As early as 2022, Humpy had influenced the direction and issuance of tokens in the DeFi protocol Balancer by controlling a large amount of the veBAL token for his own profit, engaging in a cat-and-mouse game with the project team.

In March of this year, Humpy was also accused of launching an attack by Jared Grey of SushiSwap, who stated that if Humpy's governance attack succeeded, it would extract value from Sushi by increasing the issuance of SUSUI tokens.

Why do such governance attacks frequently occur in DeFi protocols, and how can similar DAO hijacking behaviors be prevented?

Crypto user Esk3nder stated that there are basically two forms of DeFi DAO governance attacks: one is financial in nature, primarily aimed at obtaining funds from the treasury; the other is governance-form attacks, mainly through increasing voting power to control governance.

Among them, Humpy's attacks on Balancer and SushiSwap attempted to gain more funds by controlling the token issuance of the protocols; whereas the attack on Compound was through controlling voting power, which has a greater impact on the protocol.
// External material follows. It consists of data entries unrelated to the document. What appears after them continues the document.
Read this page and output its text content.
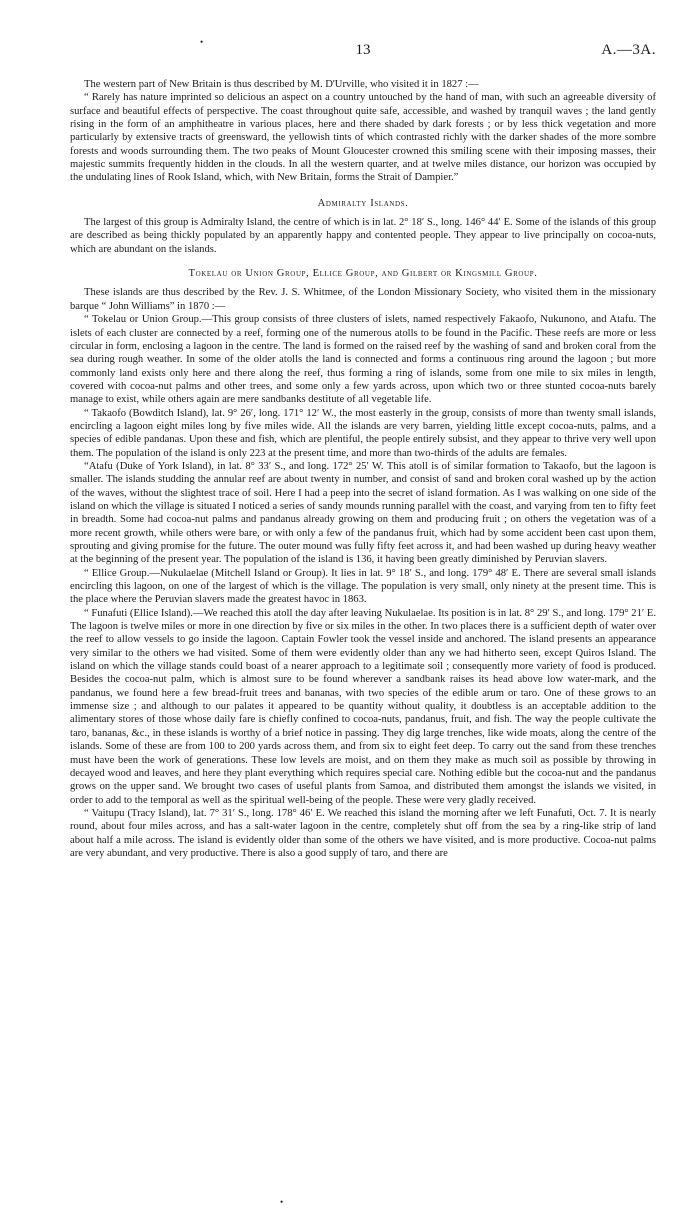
•	13	A.—3A.

The western part of New Britain is thus described by M. D'Urville, who visited it in 1827 :—

“ Rarely has nature imprinted so delicious an aspect on a country untouched by the hand of man, with such an agreeable diversity of surface and beautiful effects of perspective. The coast throughout quite safe, accessible, and washed by tranquil waves ; the land gently rising in the form of an amphitheatre in various places, here and there shaded by dark forests ; or by less thick vegetation and more particularly by extensive tracts of greensward, the yellowish tints of which contrasted richly with the darker shades of the more sombre forests and woods surrounding them. The two peaks of Mount Gloucester crowned this smiling scene with their imposing masses, their majestic summits frequently hidden in the clouds. In all the western quarter, and at twelve miles distance, our horizon was occupied by the undulating lines of Rook Island, which, with New Britain, forms the Strait of Dampier.”

Admiralty Islands.

The largest of this group is Admiralty Island, the centre of which is in lat. 2° 18′ S., long. 146° 44′ E. Some of the islands of this group are described as being thickly populated by an apparently happy and contented people. They appear to live principally on cocoa-nuts, which are abundant on the islands.

Tokelau or Union Group, Ellice Group, and Gilbert or Kingsmill Group.

These islands are thus described by the Rev. J. S. Whitmee, of the London Missionary Society, who visited them in the missionary barque “ John Williams” in 1870 :—

“ Tokelau or Union Group.—This group consists of three clusters of islets, named respectively Fakaofo, Nukunono, and Atafu. The islets of each cluster are connected by a reef, forming one of the numerous atolls to be found in the Pacific. These reefs are more or less circular in form, enclosing a lagoon in the centre. The land is formed on the raised reef by the washing of sand and broken coral from the sea during rough weather. In some of the older atolls the land is connected and forms a continuous ring around the lagoon ; but more commonly land exists only here and there along the reef, thus forming a ring of islands, some from one mile to six miles in length, covered with cocoa-nut palms and other trees, and some only a few yards across, upon which two or three stunted cocoa-nuts barely manage to exist, while others again are mere sandbanks destitute of all vegetable life.

“ Takaofo (Bowditch Island), lat. 9° 26′, long. 171° 12′ W., the most easterly in the group, consists of more than twenty small islands, encircling a lagoon eight miles long by five miles wide. All the islands are very barren, yielding little except cocoa-nuts, palms, and a species of edible pandanas. Upon these and fish, which are plentiful, the people entirely subsist, and they appear to thrive very well upon them. The population of the island is only 223 at the present time, and more than two-thirds of the adults are females.

“Atafu (Duke of York Island), in lat. 8° 33′ S., and long. 172° 25′ W. This atoll is of similar formation to Takaofo, but the lagoon is smaller. The islands studding the annular reef are about twenty in number, and consist of sand and broken coral washed up by the action of the waves, without the slightest trace of soil. Here I had a peep into the secret of island formation. As I was walking on one side of the island on which the village is situated I noticed a series of sandy mounds running parallel with the coast, and varying from ten to fifty feet in breadth. Some had cocoa-nut palms and pandanus already growing on them and producing fruit ; on others the vegetation was of a more recent growth, while others were bare, or with only a few of the pandanus fruit, which had by some accident been cast upon them, sprouting and giving promise for the future. The outer mound was fully fifty feet across it, and had been washed up during heavy weather at the beginning of the present year. The population of the island is 136, it having been greatly diminished by Peruvian slavers.

“ Ellice Group.—Nukulaelae (Mitchell Island or Group). It lies in lat. 9° 18′ S., and long. 179° 48′ E. There are several small islands encircling this lagoon, on one of the largest of which is the village. The population is very small, only ninety at the present time. This is the place where the Peruvian slavers made the greatest havoc in 1863.

“ Funafuti (Ellice Island).—We reached this atoll the day after leaving Nukulaelae. Its position is in lat. 8° 29′ S., and long. 179° 21′ E. The lagoon is twelve miles or more in one direction by five or six miles in the other. In two places there is a sufficient depth of water over the reef to allow vessels to go inside the lagoon. Captain Fowler took the vessel inside and anchored. The island presents an appearance very similar to the others we had visited. Some of them were evidently older than any we had hitherto seen, except Quiros Island. The island on which the village stands could boast of a nearer approach to a legitimate soil ; consequently more variety of food is produced. Besides the cocoa-nut palm, which is almost sure to be found wherever a sandbank raises its head above low water-mark, and the pandanus, we found here a few bread-fruit trees and bananas, with two species of the edible arum or taro. One of these grows to an immense size ; and although to our palates it appeared to be quantity without quality, it doubtless is an acceptable addition to the alimentary stores of those whose daily fare is chiefly confined to cocoa-nuts, pandanus, fruit, and fish. The way the people cultivate the taro, bananas, &c., in these islands is worthy of a brief notice in passing. They dig large trenches, like wide moats, along the centre of the islands. Some of these are from 100 to 200 yards across them, and from six to eight feet deep. To carry out the sand from these trenches must have been the work of generations. These low levels are moist, and on them they make as much soil as possible by throwing in decayed wood and leaves, and here they plant everything which requires special care. Nothing edible but the cocoa-nut and the pandanus grows on the upper sand. We brought two cases of useful plants from Samoa, and distributed them amongst the islands we visited, in order to add to the temporal as well as the spiritual well-being of the people. These were very gladly received.

“ Vaitupu (Tracy Island), lat. 7° 31′ S., long. 178° 46′ E. We reached this island the morning after we left Funafuti, Oct. 7. It is nearly round, about four miles across, and has a salt-water lagoon in the centre, completely shut off from the sea by a ring-like strip of land about half a mile across. The island is evidently older than some of the others we have visited, and is more productive. Cocoa-nut palms are very abundant, and very productive. There is also a good supply of taro, and there are

•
User SOSE noted that governance attacks on DeFi protocols are more related to the failed token economics strategies of DeFi. Taking the recent Compound attack as an example, the COMP token has been continuously declining since 2021, representing a typical case of DeFi collapse. The decline of the COMP token makes it easier for tokens to accumulate, leading to easier control by large holders. Currently, governance rights in DeFi protocols are often determined by the weight of token holdings, which inevitably turns it into a game for large holders to profit.

Although the stCOMP staking proposal put forward by Compound to cancel proposal 289 has brought new changes to the COMP token economy, such as reducing short-term selling liquidity and linking Compound's income to the price of COMP, and reached a consensus in the community, from the perspective of Compound DAO, this is a forced action, and Humpy still has a high probability of benefiting again from this situation.

He warned that DeFi DAOs should consider strategies to respond to governance attacks and token economics based on these cases.

Veteran DeFi player @DefiIgnas believes that the inaction of official DAO organizations in DeFi protocols is even more frustrating. He explained that several proposals on Compound were quietly passed, such as the USDT market launched in July, and that the official Compound social media has not even shared relevant proposals, causing many DAO delegations to miss the voting on these proposals. The key now is how to get more people involved in DAO organizations.